12 comments

[ 2.6 ms ] story [ 38.7 ms ] thread
It should probably be noted that this is several months old (March w/ what looks like updates through April)
Read the article carefully before you upvote.

The author brings up some valid questions (such as highlighting the de-emphasis on social networks and the supposedly low numbers of network owners relative to the company's earlier claims) but it's ridiculous to suggest that Ning is a "pyramid scam". It's poorly sourced and poorly argued accusations like this that undermine the credibility of the entire post.

Agreed, I had to stop reading when the drawing of the pyramid scheme came up, as its complete speculation based on a move Ning made to email all users of the site, even those who are members of paid sites (who pay specifically to avoid adverts). That move is newsworthy in itself but this is highly speculative and sensationalized.
"simply take all of those members and combine them into one super-site, Ning.com"

I have to say if that was a planned scam, it is quite funny to plan on "let's find millions of members". If you can find millions of members, you don't need to scam.

This post was created around the same time as all of the Bernie Madoff "everybody and everything is a pyramid scam!" insanity going through the news for awhile.

If I remember correctly, pretty much any story with "pyramid scheme" or "ponzi scheme" in the title got massive amount of linkage.

I really didn't understand the pyramid scam part of this article, but many of the other points that it makes are totally true.
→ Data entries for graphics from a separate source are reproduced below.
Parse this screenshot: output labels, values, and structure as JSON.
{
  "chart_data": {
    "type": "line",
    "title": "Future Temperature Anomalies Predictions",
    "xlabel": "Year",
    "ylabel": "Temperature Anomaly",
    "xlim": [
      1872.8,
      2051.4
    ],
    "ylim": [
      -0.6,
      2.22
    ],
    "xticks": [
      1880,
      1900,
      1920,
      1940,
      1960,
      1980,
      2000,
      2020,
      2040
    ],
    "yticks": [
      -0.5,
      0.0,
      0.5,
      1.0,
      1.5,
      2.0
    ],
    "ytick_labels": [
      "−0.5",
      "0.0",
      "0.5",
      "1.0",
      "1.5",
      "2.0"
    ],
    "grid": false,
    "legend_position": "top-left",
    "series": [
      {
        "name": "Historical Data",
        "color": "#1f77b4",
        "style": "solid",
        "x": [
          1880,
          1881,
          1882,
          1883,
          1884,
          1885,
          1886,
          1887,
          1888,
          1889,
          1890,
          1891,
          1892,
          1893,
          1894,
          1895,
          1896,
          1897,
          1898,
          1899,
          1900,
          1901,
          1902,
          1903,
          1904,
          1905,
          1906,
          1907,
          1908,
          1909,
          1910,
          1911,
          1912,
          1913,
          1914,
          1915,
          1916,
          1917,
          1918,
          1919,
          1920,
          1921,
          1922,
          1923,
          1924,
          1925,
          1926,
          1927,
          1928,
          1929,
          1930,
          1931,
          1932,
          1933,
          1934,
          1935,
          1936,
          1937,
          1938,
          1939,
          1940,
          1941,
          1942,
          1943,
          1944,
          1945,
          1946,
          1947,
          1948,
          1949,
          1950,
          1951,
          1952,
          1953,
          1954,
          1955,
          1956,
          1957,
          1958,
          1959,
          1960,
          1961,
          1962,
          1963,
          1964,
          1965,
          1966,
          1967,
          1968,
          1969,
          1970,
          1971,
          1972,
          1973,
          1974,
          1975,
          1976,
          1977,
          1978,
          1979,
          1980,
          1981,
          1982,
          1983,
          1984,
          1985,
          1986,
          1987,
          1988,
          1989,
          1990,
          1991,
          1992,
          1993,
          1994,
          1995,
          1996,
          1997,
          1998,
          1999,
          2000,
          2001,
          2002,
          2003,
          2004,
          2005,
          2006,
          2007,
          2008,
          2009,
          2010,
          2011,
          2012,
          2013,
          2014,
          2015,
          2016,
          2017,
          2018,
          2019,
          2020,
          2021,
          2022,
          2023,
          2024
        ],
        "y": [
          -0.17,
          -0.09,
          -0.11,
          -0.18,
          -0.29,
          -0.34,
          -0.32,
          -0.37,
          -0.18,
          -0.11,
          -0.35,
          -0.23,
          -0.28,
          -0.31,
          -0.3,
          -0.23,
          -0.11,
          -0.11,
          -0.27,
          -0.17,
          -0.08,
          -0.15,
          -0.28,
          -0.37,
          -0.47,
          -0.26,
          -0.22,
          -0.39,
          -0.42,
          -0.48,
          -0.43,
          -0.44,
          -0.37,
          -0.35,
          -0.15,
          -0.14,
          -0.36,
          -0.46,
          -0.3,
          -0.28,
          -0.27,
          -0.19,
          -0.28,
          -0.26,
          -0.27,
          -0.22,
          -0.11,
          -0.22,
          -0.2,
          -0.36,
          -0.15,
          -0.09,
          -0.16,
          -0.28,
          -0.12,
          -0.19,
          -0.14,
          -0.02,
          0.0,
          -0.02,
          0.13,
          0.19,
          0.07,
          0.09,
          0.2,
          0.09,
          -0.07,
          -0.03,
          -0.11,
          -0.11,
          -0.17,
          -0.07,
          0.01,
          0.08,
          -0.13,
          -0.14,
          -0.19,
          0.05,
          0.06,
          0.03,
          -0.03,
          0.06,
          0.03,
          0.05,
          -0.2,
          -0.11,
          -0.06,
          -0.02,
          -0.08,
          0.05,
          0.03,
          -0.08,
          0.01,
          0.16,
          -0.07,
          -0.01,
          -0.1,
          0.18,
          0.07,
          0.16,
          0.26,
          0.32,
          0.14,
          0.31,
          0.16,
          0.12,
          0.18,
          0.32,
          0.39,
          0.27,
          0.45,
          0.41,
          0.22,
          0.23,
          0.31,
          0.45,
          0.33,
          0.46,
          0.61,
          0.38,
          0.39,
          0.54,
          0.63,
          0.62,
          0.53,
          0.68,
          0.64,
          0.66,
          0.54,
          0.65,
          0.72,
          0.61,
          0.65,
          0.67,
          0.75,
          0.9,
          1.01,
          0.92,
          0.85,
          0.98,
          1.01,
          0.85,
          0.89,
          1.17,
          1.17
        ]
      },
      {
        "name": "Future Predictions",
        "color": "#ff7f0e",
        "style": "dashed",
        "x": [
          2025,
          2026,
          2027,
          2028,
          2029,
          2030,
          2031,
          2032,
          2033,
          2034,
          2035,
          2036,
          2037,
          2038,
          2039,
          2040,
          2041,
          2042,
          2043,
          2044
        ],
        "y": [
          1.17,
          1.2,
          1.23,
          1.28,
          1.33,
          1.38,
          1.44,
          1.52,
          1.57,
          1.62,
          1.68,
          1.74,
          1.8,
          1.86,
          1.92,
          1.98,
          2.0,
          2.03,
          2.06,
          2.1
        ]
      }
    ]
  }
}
My company got bit when they disabled access to the php source code without warning back in the fall. We had customized a Ning site fairly heavily.

Also they used to have a REST api to access the data that was stored in their "Ning Content Store". I'm not sure when they disabled access to that but before they did it was barely usable anyway. It was full of undocumented bugs that would cause your operations to fail.

I wonder what benefits does Ning provide? Surely by now there should be open source projects covering the same set of functionalities? I think you can not even take your account from one Ning network to the next?
At least these days a Ning account is global--I just signed up for a Ning powered site a few weeks back and it was made clear early on that the login would work for any Ning site.
It seems like all social sites eventually have insurrections like this, certainly Facebook has this all the time. Do people think this is just part of the cost of doing business, or is there a better way to deal with user complaints?
503 Service Temporarily Unavailable

The link is not working for me, perhaps the first incidence I've seen of a site being "Hacker Newsed" ..

Sounds like this is how Ning will raise it's next millions of dollars of financing. By giving each person their own "Social Network" they have a way to utilize the existing userbase in a new way and go ask for more money.
This brings few questions:

Can you really trust your platform(cloud) provider? Is your data save? Will you ever be able to get it back?